Un autre texte clé, l’Anti-CBDC Surveillance State Act, est également en discussion au Sénat et marque une prise de position importante sur l’avenir de la monnaie numérique aux États-Unis. Ce projet de loi interdirait à la Réserve fédérale d’émettre une monnaie numérique de banque centrale à destination du grand public sans autorisation explicite du Congrès, une mesure que ses partisans estiment nécessaire pour préserver la confidentialité financière et empêcher toute ingérence excessive de l’État dans les transactions des citoyens. Les défenseurs de cette proposition estiment qu’une CBDC de détail pourrait ouvrir la voie à une surveillance inédite des habitudes de dépense et permettre la mise en place d’une monnaie programmable limitant l’usage des fonds. Le débat sur ce texte reflète les tensions entre innovation dans les paiements numériques et préoccupations concernant la vie privée et le contrôle des pouvoirs publics dans une finance de plus en plus numérisée.

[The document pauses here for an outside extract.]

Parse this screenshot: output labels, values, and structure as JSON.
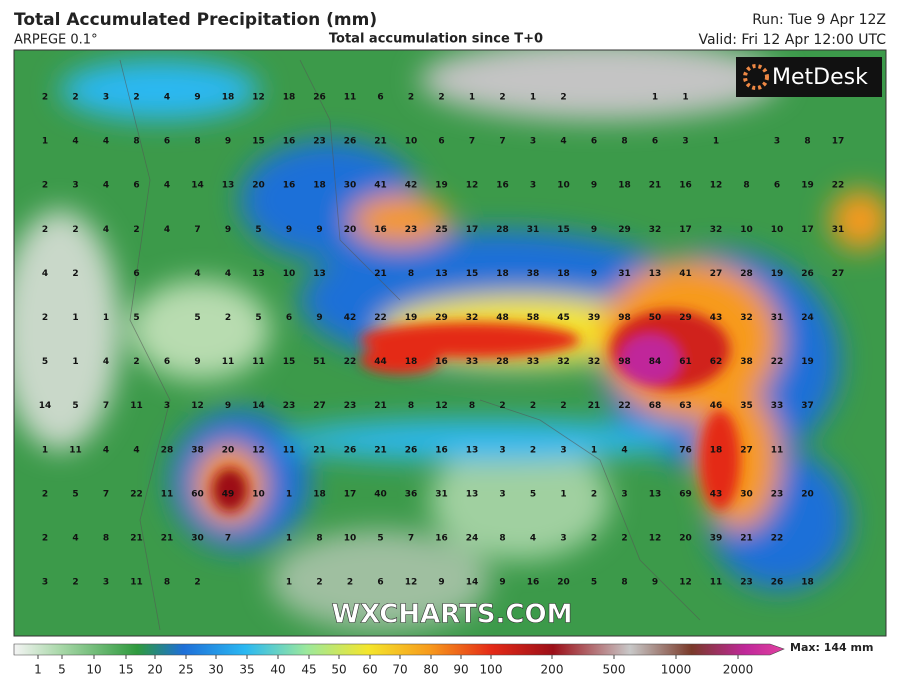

La loi GENIUS est une législation américaine qui encadre la régulation des stablecoins et cible les risques financiers systémiques. Elle instaure des cadres réglementaires fédéraux pour les émetteurs de stablecoins, renforçant la supervision, la protection des consommateurs et la stabilité financière, tout en soutenant une innovation responsable sur ce marché.
La régulation des stablecoins garantit l’adossement des jetons à des actifs, renforçant la confiance du marché et réduisant la volatilité. Elle améliore la transparence et la sécurité des échanges et paiements transfrontaliers, soutient la finance décentralisée et protège les utilisateurs contre les risques systémiques.
La date limite pour la législation américaine sur les stablecoins est le 31 décembre 2026. Cette échéance a été annoncée publiquement par Lummis, même si le texte n’a pas encore été adopté par le Congrès.
La loi GENIUS instaure un cadre fédéral axé sur l’enregistrement des émetteurs étrangers, la couverture des réserves à 100 %, la capacité de gel des actifs en temps réel et des obligations anti-blanchiment renforcées. Elle se distingue par sa focalisation sur l’équivalence réglementaire et des standards opérationnels stricts pour les émetteurs majeurs.
Un retard dans la législation sur les stablecoins accentue l’incertitude réglementaire et la volatilité du marché. Les utilisateurs perdent en confiance et voient la sécurité de leurs fonds menacée, tandis que les plateformes font face à une ambiguïté de conformité. Cela entretient l’instabilité du marché et peut freiner l’adoption massive des actifs numériques.